One of the main focuses of the exhibition is new trends in painting. Lazarus
Effect is an impressive panorama of works by emerging painters
represented each by one or two large-dimension works, most of which were
made specially for the Biennale. Curated by Luca Beatrice, Lauri Firstenberg
and Helena Kontova, Lazarus Effect is an attempt to assess the health
of the medium of painting, which constantly manifests its possibility
and vitality through young painters’ forays into diverse styles
including abstraction, collage, figuration, and hyperrealism. Superreal,
curated by Lauri Firstenberg, further considers hyperrealism, investigating
the return to the traditional, historical, slow territory of realist painting
in an age informed by advancing digital technologies and accelerating
speeds of information.
All the artworks at the Prague Biennale will be presented not in national
“pavilions” but in a pluralistic mix. In this way Mission
Possible, the Czech section curated by Michal Kolecek, is open
to other European nationalities and aims to rethink the identity of Central
Europe. This view opposes the typical understanding of Central Europe
as an intersection of European East and West, and focuses instead on the
North-South axis, underlining the significant role of the Czech state.

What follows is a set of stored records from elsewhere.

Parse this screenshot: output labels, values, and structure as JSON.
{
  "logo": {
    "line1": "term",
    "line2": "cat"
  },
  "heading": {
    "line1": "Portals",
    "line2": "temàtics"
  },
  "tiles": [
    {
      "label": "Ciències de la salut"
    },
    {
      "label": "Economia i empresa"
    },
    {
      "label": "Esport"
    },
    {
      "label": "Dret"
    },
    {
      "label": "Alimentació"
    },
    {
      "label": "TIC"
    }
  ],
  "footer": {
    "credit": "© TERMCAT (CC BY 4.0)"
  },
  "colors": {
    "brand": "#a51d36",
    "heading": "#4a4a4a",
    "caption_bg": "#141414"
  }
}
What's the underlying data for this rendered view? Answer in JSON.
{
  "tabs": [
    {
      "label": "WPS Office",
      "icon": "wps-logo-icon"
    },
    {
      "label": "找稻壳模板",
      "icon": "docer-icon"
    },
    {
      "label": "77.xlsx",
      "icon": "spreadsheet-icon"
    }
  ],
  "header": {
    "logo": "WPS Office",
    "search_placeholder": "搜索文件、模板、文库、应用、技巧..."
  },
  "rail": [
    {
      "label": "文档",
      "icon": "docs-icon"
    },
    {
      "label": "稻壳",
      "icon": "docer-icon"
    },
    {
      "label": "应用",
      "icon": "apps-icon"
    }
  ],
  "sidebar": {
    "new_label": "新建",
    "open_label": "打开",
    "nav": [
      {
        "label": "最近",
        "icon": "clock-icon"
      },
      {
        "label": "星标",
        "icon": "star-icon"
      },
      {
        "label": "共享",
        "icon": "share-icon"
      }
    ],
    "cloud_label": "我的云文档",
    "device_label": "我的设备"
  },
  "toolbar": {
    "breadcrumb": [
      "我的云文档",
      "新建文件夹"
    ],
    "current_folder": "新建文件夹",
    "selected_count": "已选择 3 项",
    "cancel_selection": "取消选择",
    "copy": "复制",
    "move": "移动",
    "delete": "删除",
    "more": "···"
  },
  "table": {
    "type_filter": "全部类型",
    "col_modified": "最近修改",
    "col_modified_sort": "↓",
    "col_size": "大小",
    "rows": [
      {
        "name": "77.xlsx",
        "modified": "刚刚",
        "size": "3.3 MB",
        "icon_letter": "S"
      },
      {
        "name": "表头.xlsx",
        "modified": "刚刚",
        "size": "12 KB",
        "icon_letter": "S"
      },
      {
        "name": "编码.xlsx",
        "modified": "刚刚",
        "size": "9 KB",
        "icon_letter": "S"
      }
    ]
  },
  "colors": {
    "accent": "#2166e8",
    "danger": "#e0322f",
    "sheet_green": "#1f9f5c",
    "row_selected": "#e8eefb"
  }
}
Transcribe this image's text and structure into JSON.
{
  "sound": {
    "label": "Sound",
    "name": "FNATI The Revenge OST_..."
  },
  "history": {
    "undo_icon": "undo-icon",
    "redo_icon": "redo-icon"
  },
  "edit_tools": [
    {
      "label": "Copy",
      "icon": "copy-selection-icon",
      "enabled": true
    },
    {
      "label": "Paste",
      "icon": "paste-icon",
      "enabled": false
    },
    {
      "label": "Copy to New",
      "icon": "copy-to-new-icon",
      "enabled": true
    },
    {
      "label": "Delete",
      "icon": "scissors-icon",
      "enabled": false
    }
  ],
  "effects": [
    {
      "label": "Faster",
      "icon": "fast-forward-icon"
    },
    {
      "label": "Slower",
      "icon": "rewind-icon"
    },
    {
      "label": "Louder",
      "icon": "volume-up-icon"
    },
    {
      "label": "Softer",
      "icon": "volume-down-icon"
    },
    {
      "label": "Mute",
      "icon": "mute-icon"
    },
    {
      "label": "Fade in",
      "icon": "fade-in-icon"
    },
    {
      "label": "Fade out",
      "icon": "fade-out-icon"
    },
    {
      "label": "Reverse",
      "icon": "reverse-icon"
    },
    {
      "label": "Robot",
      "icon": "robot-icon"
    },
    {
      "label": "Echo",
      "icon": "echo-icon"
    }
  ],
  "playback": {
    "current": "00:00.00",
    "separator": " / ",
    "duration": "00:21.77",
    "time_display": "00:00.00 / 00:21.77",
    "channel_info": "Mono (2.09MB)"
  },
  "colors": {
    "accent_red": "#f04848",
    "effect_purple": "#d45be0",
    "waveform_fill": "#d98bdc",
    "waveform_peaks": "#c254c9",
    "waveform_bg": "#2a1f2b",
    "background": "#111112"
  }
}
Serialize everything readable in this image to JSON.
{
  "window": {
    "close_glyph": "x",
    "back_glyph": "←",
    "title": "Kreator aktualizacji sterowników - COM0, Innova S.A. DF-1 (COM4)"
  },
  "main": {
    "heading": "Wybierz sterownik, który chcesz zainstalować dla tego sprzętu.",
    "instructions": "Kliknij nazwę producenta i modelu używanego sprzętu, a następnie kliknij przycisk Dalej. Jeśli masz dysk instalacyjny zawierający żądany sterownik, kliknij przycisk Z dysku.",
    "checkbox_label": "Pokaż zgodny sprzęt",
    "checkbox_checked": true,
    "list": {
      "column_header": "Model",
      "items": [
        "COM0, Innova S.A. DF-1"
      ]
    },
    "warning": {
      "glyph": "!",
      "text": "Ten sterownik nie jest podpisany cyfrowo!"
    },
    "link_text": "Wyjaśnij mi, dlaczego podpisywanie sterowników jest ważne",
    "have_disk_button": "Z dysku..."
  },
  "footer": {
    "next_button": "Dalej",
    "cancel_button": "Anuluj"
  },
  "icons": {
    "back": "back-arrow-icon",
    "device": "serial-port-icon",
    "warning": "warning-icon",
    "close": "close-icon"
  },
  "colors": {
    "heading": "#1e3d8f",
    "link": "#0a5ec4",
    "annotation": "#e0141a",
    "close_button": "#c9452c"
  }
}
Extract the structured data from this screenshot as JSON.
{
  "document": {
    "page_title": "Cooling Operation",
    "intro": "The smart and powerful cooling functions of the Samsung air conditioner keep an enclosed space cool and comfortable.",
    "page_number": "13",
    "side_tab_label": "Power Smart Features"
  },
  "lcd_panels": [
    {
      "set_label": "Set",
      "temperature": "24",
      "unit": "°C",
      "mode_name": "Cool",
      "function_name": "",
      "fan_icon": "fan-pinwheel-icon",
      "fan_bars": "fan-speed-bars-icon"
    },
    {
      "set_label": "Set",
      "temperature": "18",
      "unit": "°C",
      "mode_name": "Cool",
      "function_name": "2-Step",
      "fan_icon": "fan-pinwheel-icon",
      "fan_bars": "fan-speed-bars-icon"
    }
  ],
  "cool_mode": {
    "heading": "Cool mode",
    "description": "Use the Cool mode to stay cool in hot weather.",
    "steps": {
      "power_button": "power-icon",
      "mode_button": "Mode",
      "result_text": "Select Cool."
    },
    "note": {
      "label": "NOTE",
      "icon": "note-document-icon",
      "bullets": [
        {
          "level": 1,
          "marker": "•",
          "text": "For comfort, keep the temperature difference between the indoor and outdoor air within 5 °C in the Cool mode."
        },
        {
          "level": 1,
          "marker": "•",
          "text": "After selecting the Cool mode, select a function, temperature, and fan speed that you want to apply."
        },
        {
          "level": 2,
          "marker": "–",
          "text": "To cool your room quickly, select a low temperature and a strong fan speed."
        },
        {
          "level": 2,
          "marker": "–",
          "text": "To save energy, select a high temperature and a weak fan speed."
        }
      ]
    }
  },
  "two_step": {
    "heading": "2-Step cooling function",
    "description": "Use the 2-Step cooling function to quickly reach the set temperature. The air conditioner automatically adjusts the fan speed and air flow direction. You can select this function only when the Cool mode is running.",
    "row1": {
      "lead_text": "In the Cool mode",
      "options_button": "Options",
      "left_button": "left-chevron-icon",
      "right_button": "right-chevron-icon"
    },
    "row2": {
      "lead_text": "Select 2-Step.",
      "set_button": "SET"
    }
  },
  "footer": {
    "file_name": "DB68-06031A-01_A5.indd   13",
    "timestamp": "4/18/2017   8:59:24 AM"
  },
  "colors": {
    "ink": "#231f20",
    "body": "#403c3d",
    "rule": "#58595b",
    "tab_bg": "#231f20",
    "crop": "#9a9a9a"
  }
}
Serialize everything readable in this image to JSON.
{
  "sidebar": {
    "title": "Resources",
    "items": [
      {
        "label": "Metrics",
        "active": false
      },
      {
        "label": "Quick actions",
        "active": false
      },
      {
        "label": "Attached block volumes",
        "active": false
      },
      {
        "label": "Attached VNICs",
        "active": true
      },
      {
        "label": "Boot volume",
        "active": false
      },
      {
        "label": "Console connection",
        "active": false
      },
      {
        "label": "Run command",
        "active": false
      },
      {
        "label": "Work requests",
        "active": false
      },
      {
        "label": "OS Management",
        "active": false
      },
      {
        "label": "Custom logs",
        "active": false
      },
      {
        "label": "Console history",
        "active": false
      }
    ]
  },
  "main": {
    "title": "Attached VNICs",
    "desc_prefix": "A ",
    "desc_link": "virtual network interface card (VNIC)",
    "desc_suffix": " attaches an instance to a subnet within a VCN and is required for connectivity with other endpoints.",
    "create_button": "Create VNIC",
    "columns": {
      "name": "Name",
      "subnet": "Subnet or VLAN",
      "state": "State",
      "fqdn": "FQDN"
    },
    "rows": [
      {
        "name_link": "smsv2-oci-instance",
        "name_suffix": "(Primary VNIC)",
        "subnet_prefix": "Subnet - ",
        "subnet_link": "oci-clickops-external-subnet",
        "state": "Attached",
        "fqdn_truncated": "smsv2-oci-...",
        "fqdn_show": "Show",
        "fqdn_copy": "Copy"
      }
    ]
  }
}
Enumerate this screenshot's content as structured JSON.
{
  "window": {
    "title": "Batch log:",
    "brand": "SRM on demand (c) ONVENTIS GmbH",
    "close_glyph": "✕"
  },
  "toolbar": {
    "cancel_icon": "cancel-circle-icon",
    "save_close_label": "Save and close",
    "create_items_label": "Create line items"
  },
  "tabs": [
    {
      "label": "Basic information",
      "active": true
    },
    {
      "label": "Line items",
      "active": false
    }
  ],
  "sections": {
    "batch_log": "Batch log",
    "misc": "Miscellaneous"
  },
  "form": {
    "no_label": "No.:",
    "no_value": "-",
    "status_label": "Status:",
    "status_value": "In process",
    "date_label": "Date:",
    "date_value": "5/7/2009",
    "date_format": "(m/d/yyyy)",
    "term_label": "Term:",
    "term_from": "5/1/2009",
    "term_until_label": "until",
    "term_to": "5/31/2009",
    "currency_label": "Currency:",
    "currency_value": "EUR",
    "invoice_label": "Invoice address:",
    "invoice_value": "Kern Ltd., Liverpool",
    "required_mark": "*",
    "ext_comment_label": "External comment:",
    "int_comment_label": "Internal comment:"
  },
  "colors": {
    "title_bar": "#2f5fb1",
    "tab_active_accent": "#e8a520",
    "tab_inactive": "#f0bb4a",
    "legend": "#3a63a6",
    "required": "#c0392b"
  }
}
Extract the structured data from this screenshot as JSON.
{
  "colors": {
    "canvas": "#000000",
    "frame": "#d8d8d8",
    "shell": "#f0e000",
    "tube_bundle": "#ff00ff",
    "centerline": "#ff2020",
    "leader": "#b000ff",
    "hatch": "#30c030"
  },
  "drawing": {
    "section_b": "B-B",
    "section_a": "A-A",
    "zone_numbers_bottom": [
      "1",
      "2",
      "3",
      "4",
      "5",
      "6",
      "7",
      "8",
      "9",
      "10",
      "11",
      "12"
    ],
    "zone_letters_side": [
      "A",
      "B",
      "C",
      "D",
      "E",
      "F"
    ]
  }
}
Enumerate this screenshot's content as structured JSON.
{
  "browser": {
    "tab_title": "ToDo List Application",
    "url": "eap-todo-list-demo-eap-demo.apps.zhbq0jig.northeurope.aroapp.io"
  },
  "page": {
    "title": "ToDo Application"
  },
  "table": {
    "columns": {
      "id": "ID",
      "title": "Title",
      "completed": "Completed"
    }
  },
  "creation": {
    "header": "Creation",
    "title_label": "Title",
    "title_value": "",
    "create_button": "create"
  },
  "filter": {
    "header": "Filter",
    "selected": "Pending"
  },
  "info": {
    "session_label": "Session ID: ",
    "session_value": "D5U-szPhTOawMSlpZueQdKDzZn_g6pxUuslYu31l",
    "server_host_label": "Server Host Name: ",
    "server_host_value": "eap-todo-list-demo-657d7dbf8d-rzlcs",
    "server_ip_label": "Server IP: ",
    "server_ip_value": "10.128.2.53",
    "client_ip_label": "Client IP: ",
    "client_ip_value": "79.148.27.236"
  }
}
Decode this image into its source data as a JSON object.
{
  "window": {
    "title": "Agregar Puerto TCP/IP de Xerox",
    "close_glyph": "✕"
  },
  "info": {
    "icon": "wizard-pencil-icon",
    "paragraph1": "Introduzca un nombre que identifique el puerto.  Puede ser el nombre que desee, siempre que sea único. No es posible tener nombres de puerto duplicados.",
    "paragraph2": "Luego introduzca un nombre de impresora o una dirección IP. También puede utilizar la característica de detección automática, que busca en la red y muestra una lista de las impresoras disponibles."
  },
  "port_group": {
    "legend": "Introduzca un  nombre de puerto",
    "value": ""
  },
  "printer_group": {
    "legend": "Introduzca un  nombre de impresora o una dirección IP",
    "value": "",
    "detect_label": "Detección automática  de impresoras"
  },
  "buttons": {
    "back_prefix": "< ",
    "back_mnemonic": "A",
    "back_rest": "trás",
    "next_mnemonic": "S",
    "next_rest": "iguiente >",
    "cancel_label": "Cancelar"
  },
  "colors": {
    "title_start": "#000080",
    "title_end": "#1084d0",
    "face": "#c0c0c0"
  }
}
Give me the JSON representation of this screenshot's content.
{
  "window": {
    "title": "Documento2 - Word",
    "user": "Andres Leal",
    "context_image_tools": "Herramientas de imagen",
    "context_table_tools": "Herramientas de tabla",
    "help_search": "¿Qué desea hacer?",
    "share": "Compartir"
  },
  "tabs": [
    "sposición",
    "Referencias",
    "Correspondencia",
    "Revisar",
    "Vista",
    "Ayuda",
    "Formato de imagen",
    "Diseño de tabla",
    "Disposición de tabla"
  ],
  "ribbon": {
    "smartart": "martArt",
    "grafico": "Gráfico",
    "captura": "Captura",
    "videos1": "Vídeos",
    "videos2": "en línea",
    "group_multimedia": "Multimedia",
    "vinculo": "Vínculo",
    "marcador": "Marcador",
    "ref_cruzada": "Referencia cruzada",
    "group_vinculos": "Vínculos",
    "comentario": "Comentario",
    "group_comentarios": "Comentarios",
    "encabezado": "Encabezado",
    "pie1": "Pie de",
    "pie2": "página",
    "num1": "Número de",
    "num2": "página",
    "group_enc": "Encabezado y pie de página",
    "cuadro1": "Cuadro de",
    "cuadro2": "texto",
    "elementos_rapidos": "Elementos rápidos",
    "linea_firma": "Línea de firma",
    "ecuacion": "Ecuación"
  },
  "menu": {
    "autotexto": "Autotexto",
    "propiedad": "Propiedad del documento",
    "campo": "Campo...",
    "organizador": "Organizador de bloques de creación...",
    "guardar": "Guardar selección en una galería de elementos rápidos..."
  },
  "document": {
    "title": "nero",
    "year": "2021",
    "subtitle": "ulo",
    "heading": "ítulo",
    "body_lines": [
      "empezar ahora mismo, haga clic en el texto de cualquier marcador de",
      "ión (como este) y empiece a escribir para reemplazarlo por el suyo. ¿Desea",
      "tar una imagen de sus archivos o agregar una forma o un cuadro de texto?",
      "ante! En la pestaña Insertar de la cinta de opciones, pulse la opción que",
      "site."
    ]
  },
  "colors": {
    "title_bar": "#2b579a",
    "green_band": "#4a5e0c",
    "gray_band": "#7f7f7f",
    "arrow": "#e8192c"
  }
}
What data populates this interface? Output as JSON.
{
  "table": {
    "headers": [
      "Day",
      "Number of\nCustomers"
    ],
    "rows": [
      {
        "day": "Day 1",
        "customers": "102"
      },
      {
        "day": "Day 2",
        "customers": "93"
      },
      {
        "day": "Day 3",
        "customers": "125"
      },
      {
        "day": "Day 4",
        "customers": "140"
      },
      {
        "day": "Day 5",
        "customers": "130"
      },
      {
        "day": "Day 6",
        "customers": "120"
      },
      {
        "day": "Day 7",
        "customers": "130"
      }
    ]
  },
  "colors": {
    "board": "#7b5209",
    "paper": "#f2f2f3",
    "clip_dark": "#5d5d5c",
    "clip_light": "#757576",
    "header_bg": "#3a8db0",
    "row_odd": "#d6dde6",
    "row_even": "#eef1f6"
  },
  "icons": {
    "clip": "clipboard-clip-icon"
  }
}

The melting of the opposition between center and peripheries is explored
as a potential ground for new creativity in the section entitled When
the Periphery Turns Center and the Center Turns Periphery, curated
by Jens Hoffmann. This section of the Biennale gathers the work of artists
coming from places that directly express the ambivalence of the terms
“center” and “periphery,” for whom issues of racial,
sexual, political, or social identity have become an optional reference
but not necessarily an unalterable doctrine.
In the contemporary globalized cultural situation, Space and Subjectivity,
curated by Lauri Firstenberg, intends to examine the concept of the masses
vis-à-vis Hardt and Negri’s model of the multitude. A selection
of photography and video, from portraits of urban life in Mexico City
to anonymous Israeli suburban borders, explores the anxiety between homogenization
and difference in the constitution of identity.
In the same vein, alone/together, a section of artists
from Northern Europe curated by Jacob Fabricius, examines the relation
between the individual and the collective, focusing on artistic strategies
that challenge the restrictions of society. Beautiful Banners:
Representation/Democracy/Participation, curated by Marco Scotini,
similarly addresses artistic practices as the meeting point between the
public and symbolic sphere in the new global order; and The Art
of Survival, curated by B+B (Sarah Carrington and Sophie Hope),
presents tactics, strategies, and attempted expeditions by artists working
towards a space of self-determination, independence, or resistance.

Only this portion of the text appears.